Maldito seja meu telefone celular

Vou ser bem honesto: odeio meu celular. Odeio é a palavra correta, não consigo achar outra melhor. E por que é que eu não me livro dele? Ora, como toda maldição, não é tão fácil. Antes, quando não tinha celular, a vida podia até ser mais complicada, mas eu gostava.

Enquanto eu estava no cinema, não tinha ninguém me ligando pra ir comprar pão; enquanto namorava ninguém me ligava perguntando de que horas chegava ou como é que se liga o videocassete ou para dizer que não sei quem ligou para minha casa me procurando. Eu não era interrompido em nada e quando sentia necessidade de fazer uma ligação, comprava um cartão telefônico ou então usava a cara de pau que Deus me deu para pedir permissão para usar o telefone, sempre ligação local, claro.

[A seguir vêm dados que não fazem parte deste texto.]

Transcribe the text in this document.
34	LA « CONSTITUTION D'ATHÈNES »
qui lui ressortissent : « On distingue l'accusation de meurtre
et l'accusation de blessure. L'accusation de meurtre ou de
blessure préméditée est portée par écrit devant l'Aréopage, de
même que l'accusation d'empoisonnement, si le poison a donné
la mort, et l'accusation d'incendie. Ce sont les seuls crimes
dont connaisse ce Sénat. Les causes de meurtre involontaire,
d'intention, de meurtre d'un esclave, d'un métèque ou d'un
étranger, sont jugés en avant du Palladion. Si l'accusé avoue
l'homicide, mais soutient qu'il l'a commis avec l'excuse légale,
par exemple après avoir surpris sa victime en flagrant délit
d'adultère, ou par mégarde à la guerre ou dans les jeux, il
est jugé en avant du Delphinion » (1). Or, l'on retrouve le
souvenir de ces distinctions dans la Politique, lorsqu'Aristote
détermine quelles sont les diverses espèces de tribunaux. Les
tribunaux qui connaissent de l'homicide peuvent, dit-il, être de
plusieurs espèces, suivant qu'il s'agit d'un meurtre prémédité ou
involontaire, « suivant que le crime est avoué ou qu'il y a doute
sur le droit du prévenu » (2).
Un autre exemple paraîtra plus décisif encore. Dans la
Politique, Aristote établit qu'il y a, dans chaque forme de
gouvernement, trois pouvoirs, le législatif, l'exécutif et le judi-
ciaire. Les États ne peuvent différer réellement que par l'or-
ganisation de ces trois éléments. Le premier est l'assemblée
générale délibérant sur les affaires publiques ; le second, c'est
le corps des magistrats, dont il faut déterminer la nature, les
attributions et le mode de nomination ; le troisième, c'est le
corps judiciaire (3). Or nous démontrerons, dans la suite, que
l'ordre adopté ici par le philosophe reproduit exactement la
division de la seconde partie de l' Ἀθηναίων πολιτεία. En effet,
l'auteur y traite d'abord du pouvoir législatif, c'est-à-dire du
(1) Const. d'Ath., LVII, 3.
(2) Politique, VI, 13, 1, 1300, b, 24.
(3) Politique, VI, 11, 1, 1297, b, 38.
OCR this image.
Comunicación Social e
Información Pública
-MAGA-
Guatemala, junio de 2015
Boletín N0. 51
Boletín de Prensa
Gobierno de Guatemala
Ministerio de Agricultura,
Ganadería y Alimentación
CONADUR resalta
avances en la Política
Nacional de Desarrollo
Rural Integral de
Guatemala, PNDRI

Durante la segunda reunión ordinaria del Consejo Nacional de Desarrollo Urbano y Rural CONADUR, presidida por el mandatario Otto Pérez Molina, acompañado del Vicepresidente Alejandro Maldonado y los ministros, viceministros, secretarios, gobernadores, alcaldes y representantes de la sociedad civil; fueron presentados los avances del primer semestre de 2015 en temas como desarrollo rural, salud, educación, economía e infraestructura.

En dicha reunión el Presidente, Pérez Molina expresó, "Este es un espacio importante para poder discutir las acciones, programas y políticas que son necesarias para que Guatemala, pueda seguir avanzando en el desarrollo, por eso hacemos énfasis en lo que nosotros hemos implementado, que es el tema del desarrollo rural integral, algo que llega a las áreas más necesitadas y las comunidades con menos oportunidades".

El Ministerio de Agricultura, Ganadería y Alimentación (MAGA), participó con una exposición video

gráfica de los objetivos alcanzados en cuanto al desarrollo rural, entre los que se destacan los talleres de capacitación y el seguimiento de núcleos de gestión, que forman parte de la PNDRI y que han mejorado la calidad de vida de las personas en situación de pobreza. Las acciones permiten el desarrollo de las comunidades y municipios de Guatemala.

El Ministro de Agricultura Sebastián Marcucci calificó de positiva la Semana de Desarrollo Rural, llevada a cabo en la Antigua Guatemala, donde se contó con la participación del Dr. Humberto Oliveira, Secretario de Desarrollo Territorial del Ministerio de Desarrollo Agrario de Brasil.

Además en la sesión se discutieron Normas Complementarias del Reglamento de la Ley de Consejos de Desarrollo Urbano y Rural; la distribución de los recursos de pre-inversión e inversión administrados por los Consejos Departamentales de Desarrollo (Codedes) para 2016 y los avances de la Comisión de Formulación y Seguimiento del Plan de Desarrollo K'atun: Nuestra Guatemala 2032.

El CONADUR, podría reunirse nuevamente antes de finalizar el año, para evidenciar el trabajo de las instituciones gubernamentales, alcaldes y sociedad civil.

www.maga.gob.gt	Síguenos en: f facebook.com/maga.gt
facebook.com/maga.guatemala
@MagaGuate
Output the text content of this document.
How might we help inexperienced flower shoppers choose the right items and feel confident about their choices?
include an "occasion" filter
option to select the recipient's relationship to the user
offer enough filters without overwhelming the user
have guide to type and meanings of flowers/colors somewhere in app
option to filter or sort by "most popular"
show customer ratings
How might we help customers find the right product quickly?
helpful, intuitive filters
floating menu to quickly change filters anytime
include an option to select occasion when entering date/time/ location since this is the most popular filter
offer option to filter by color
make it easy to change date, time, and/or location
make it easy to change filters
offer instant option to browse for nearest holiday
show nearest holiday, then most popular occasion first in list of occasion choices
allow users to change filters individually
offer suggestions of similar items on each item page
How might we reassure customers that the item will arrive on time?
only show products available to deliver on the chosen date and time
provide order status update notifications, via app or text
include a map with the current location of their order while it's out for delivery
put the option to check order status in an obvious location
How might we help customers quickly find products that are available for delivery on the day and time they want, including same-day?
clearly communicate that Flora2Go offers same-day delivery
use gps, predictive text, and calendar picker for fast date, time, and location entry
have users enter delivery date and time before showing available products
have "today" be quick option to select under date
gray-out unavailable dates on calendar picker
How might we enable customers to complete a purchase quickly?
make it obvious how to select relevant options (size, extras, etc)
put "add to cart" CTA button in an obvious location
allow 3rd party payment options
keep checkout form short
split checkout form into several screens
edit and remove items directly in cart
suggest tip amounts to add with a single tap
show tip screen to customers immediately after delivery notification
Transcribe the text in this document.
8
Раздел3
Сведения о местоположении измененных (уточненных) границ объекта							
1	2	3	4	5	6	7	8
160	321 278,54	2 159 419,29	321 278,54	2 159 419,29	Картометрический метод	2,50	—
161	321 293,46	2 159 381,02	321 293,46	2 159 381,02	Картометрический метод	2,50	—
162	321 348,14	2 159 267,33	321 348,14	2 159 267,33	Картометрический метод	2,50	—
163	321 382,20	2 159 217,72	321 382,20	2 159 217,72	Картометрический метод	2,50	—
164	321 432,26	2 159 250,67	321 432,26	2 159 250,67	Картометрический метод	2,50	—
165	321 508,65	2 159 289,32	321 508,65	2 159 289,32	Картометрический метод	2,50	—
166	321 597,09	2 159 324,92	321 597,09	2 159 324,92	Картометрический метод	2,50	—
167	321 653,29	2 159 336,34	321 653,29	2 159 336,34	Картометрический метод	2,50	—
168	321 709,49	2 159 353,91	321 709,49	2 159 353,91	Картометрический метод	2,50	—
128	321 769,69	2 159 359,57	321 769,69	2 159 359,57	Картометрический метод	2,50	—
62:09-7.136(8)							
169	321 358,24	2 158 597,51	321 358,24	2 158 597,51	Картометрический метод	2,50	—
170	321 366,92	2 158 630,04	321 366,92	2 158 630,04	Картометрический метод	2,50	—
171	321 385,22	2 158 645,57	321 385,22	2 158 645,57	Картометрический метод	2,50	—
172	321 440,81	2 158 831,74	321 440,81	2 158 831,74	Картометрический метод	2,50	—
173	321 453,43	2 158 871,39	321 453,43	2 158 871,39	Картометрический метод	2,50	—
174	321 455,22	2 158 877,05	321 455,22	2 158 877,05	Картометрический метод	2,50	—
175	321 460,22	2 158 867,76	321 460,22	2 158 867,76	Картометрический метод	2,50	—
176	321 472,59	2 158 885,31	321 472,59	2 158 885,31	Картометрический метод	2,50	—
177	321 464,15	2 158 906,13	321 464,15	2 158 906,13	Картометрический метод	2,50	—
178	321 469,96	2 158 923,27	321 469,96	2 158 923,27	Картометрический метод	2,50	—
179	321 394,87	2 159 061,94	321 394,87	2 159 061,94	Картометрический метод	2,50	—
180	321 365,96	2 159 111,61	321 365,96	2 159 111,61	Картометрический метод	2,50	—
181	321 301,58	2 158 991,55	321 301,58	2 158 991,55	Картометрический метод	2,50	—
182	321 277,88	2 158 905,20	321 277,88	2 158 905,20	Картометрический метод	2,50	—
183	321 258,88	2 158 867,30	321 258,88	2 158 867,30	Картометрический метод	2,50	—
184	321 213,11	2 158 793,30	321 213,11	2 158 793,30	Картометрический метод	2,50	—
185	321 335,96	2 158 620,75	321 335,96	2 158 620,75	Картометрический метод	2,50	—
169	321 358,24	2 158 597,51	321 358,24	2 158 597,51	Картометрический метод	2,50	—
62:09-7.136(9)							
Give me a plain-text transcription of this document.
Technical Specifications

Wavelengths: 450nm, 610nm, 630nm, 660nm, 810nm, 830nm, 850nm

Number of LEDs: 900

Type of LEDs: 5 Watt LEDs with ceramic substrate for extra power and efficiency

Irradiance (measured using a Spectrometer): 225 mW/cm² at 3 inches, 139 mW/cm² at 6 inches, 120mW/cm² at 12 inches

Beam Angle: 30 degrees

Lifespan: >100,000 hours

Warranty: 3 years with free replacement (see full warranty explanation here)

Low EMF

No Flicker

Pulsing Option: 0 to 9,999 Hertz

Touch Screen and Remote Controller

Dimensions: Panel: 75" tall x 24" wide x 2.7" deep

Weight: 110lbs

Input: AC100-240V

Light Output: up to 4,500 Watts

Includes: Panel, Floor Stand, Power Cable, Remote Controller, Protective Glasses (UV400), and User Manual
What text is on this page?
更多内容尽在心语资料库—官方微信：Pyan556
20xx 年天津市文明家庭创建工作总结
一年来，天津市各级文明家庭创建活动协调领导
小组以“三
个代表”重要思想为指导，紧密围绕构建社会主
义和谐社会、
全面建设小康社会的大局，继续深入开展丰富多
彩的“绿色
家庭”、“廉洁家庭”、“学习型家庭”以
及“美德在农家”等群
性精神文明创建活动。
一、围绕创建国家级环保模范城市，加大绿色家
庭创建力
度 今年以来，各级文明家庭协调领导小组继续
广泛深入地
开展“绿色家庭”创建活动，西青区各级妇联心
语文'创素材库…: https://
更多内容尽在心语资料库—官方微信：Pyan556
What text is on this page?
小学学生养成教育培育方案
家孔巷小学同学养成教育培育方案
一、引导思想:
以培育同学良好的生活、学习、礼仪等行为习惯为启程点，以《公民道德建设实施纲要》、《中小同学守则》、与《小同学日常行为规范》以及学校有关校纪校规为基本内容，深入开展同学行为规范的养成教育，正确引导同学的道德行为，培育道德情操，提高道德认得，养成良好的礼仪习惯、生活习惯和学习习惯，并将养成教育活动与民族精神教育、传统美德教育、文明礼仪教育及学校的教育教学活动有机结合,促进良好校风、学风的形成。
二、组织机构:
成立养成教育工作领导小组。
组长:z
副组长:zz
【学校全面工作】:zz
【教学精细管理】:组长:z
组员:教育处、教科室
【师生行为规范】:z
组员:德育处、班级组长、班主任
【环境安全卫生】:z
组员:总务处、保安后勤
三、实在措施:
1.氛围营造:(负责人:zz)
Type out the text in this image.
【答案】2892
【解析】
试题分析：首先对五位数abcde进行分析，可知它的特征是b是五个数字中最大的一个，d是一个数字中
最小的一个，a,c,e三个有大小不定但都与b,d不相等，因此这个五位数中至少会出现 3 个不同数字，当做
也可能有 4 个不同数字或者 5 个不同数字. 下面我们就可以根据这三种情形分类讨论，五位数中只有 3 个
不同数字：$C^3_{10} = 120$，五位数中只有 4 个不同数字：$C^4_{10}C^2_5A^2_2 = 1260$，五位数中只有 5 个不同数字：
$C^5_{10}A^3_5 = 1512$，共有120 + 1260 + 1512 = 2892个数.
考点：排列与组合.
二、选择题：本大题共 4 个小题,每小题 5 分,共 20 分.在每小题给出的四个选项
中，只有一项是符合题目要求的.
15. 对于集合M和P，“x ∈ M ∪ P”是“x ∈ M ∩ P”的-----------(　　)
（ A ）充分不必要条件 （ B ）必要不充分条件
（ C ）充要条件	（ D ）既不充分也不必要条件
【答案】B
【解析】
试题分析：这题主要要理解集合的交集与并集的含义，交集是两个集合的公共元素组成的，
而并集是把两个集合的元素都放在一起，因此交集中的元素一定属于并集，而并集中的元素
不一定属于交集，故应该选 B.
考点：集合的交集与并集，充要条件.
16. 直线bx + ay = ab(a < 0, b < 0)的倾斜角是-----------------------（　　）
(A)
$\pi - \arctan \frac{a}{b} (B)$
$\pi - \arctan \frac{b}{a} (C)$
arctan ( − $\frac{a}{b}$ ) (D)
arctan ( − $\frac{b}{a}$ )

Então veio o desastre, até parecendo um conto de Edgar Alan Poe. Minha mãe se cansou de não saber se eu tinha sido seqüestrado pelo Don Corleone ou abduzido pelo George Lucas e me deu um celular. "É para você puder se comunicar com a gente", me disse. Até parece que eu não fazia isto antes.

Fiquei com aquele aparelho nas mãos, como se estivesse olhando meu obituário. Àquela época, todos os meus amigos tinham seus celulares e sempre que o tiravam do bolso, faziam uma cerimônia quase religiosa. Limpavam a garganta, procuravam o número com o teclado e soltavam um sorriso sarcástico para mim, pois eu ainda estava no mesmo patamar de Bell, dependendo da telefonia fixa. Agora eu saía da pré-história e saltava para o futuro.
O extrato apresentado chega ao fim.